1. Ask if your mindset is serving you

“Pretty much all of our behaviour, what we do and the outcomes we achieve, begin with the mindset that we start with. That would be the case for money as is with anything else,” Tatton said.

It's possible to change how we think about money but takes significant psychological effort he said.

“It's called metacognition, which is thinking about thinking and it's not natural to do that. It takes effort to actually stop and look at the way we're thinking and why we think that way.”

2. Define what money means to you

To establish a positive money mindset, you first need to determine how significant money is to your life.

“A good question to ask might be, what is money to you? Is it a means to an end or is it an end in itself? Now, are you frivolous or are you frugal with money? Is that helping or harming? What can you do differently?”

3. Change your internal narrative

Listen to the inner monologue we all have and what it's saying about your finances and how you handle them.

“If you want to change the way you think about money, you could actually pay attention to the things you say to yourself. So if you're saying things like ‘I'm terrible with money’, it kind of becomes a self fulfilling prophecy,” Tatton said.

“That's a good example of a fixed mindset. If you want a growth mindset, and to improve and get better with money, instead of saying, ‘I can't manage my money’, you change it to ‘I can't manage my money yet’, or ‘I'm working on managing my money better’. You can just leave the door open for improvement, rather than shutting it.”

4. Ask what you want money for

Start by having a clear picture of your idea of success or intention for money. Tatton said this creates a frame of reference for more constructive thinking which helps us pay attention to the opportunities around us and seize them.

“Lucky people typically don't have more opportunities that just pay attention to them and act on,” he said.

5. Know how much is enough for you

“I've worked with lots of people who are already multimillionaires and blindly want to make more money because they've got in a habit, rather than because they need or want that money. So how much is enough for you?” Tatton said.

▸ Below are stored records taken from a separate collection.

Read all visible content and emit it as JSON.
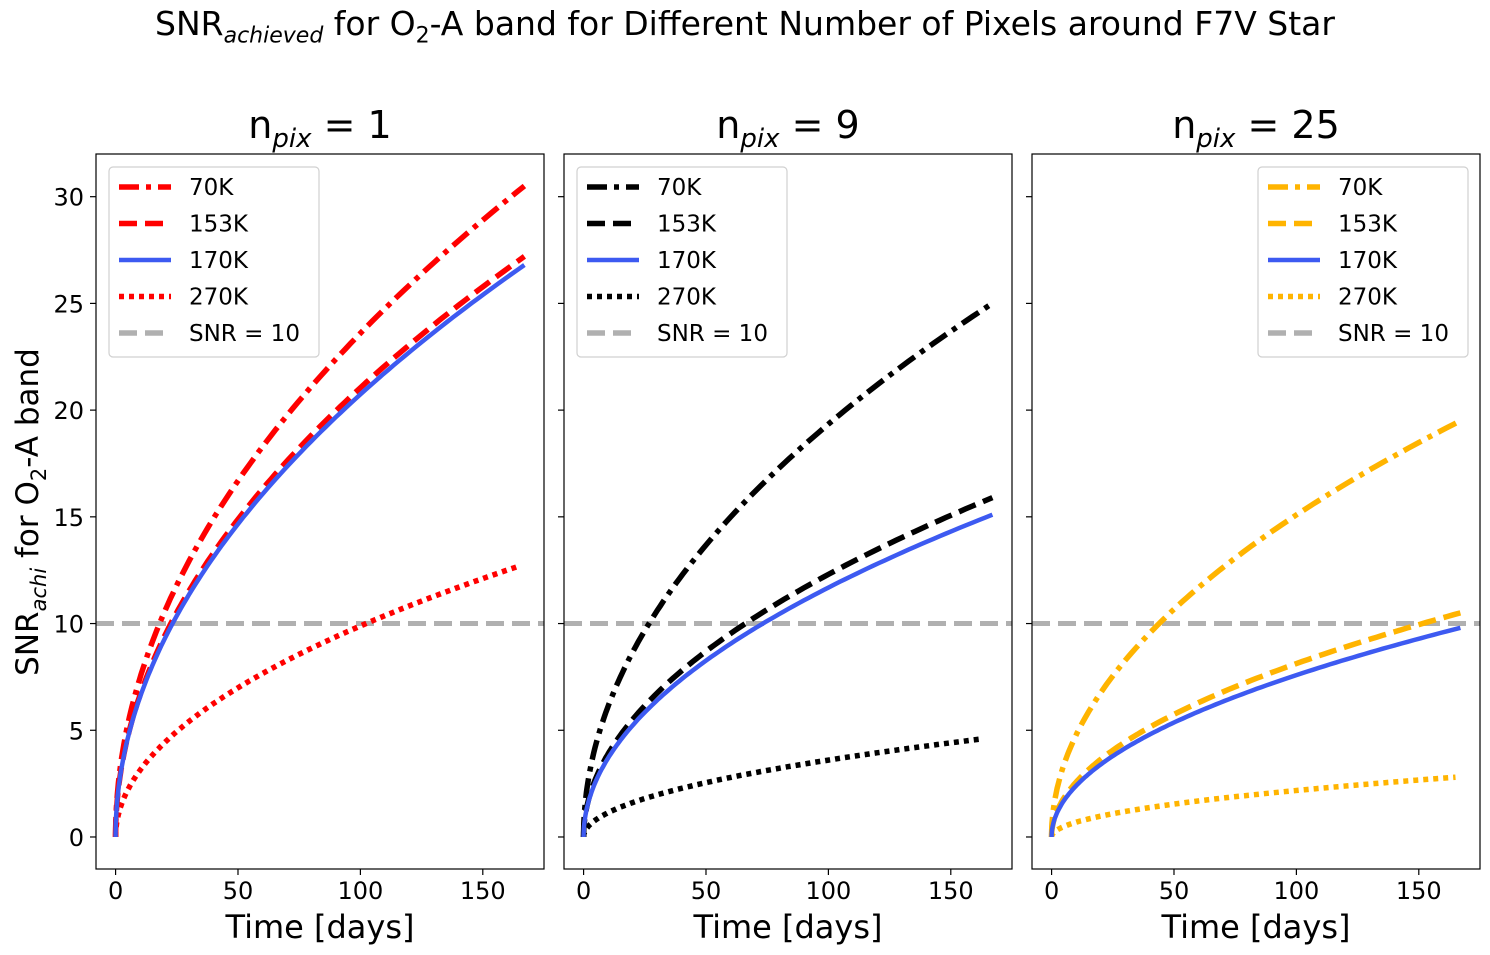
{
  "figure": {
    "suptitle": {
      "pre": "SNR",
      "sub1": "achieved",
      "mid": " for O",
      "sub2": "2",
      "post": "-A band for Different Number of Pixels around F7V Star"
    },
    "ylabel": {
      "pre": "SNR",
      "sub1": "achi",
      "mid": " for O",
      "sub2": "2",
      "post": "-A band"
    },
    "xlabel": "Time [days]"
  },
  "chart_data": [
    {
      "type": "line",
      "title": {
        "pre": "n",
        "sub": "pix",
        "post": " = 1"
      },
      "xlabel": "Time [days]",
      "ylabel": "SNRachi for O2-A band",
      "xlim": [
        -8,
        175
      ],
      "ylim": [
        -1.5,
        32
      ],
      "xticks": [
        0,
        50,
        100,
        150
      ],
      "yticks": [
        0,
        5,
        10,
        15,
        20,
        25,
        30
      ],
      "show_ytick_labels": true,
      "grid": false,
      "legend": "upper-left",
      "hline": {
        "y": 10,
        "label": "SNR = 10",
        "color": "#b0b0b0"
      },
      "series": [
        {
          "name": "70K",
          "color": "#ff0000",
          "style": "dashdot",
          "x_end": 167,
          "y_end": 30.5
        },
        {
          "name": "153K",
          "color": "#ff0000",
          "style": "dashed",
          "x_end": 167,
          "y_end": 27.2
        },
        {
          "name": "170K",
          "color": "#3d5af1",
          "style": "solid",
          "x_end": 167,
          "y_end": 26.8
        },
        {
          "name": "270K",
          "color": "#ff0000",
          "style": "dotted",
          "x_end": 165,
          "y_end": 12.7
        }
      ]
    },
    {
      "type": "line",
      "title": {
        "pre": "n",
        "sub": "pix",
        "post": " = 9"
      },
      "xlabel": "Time [days]",
      "xlim": [
        -8,
        175
      ],
      "ylim": [
        -1.5,
        32
      ],
      "xticks": [
        0,
        50,
        100,
        150
      ],
      "yticks": [
        0,
        5,
        10,
        15,
        20,
        25,
        30
      ],
      "show_ytick_labels": false,
      "grid": false,
      "legend": "upper-left",
      "hline": {
        "y": 10,
        "label": "SNR = 10",
        "color": "#b0b0b0"
      },
      "series": [
        {
          "name": "70K",
          "color": "#000000",
          "style": "dashdot",
          "x_end": 167,
          "y_end": 25.0
        },
        {
          "name": "153K",
          "color": "#000000",
          "style": "dashed",
          "x_end": 167,
          "y_end": 15.9
        },
        {
          "name": "170K",
          "color": "#3d5af1",
          "style": "solid",
          "x_end": 167,
          "y_end": 15.1
        },
        {
          "name": "270K",
          "color": "#000000",
          "style": "dotted",
          "x_end": 163,
          "y_end": 4.6
        }
      ]
    },
    {
      "type": "line",
      "title": {
        "pre": "n",
        "sub": "pix",
        "post": " = 25"
      },
      "xlabel": "Time [days]",
      "xlim": [
        -8,
        175
      ],
      "ylim": [
        -1.5,
        32
      ],
      "xticks": [
        0,
        50,
        100,
        150
      ],
      "yticks": [
        0,
        5,
        10,
        15,
        20,
        25,
        30
      ],
      "show_ytick_labels": false,
      "grid": false,
      "legend": "upper-right",
      "hline": {
        "y": 10,
        "label": "SNR = 10",
        "color": "#b0b0b0"
      },
      "series": [
        {
          "name": "70K",
          "color": "#ffb400",
          "style": "dashdot",
          "x_end": 167,
          "y_end": 19.5
        },
        {
          "name": "153K",
          "color": "#ffb400",
          "style": "dashed",
          "x_end": 167,
          "y_end": 10.5
        },
        {
          "name": "170K",
          "color": "#3d5af1",
          "style": "solid",
          "x_end": 167,
          "y_end": 9.8
        },
        {
          "name": "270K",
          "color": "#ffb400",
          "style": "dotted",
          "x_end": 165,
          "y_end": 2.8
        }
      ]
    }
  ]
}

He advises to be clear with yourself on an end goal and ask yourself some tough questions like:

Are your values and is your relationship with money enabling those or is it actually detracting? Are you missing precious time with friends, family and your kids growing up in pursuit of money? It might be time to consider making a shift.

6. Learn about yourself

There are some key questions to ask yourself to help understand and reframe your money mindset. Are you risk adverse or naturally impulsive? Knowing these things about yourself can help extrapolate how you respond with money, Tatton said.

Next take a look at some of your habits - do you always buy something because it adds value or because it’s automatic? What money habits are helpful and which are hurting your money goals?

7. Understand loss aversion (and how it applies to you)

Loss aversion is a term used frequently in investing circles where people focus on avoiding losing money at the expense of making big gains (pun intended). Tatton said our tendency as humans is to work harder to prevent loss, even if by doing so we take away opportunities for ourselves.

“Let's say, for example, you have something which if it goes wrong, you'll lose $100, people will act on it. But if you have an opportunity comes up where you could make $50,000 you say ‘eh I’m too busy’.”

“So often we will be more focused on avoiding losing even small amounts because we hate losing things, and that can often be with your time at the expense of making more money.”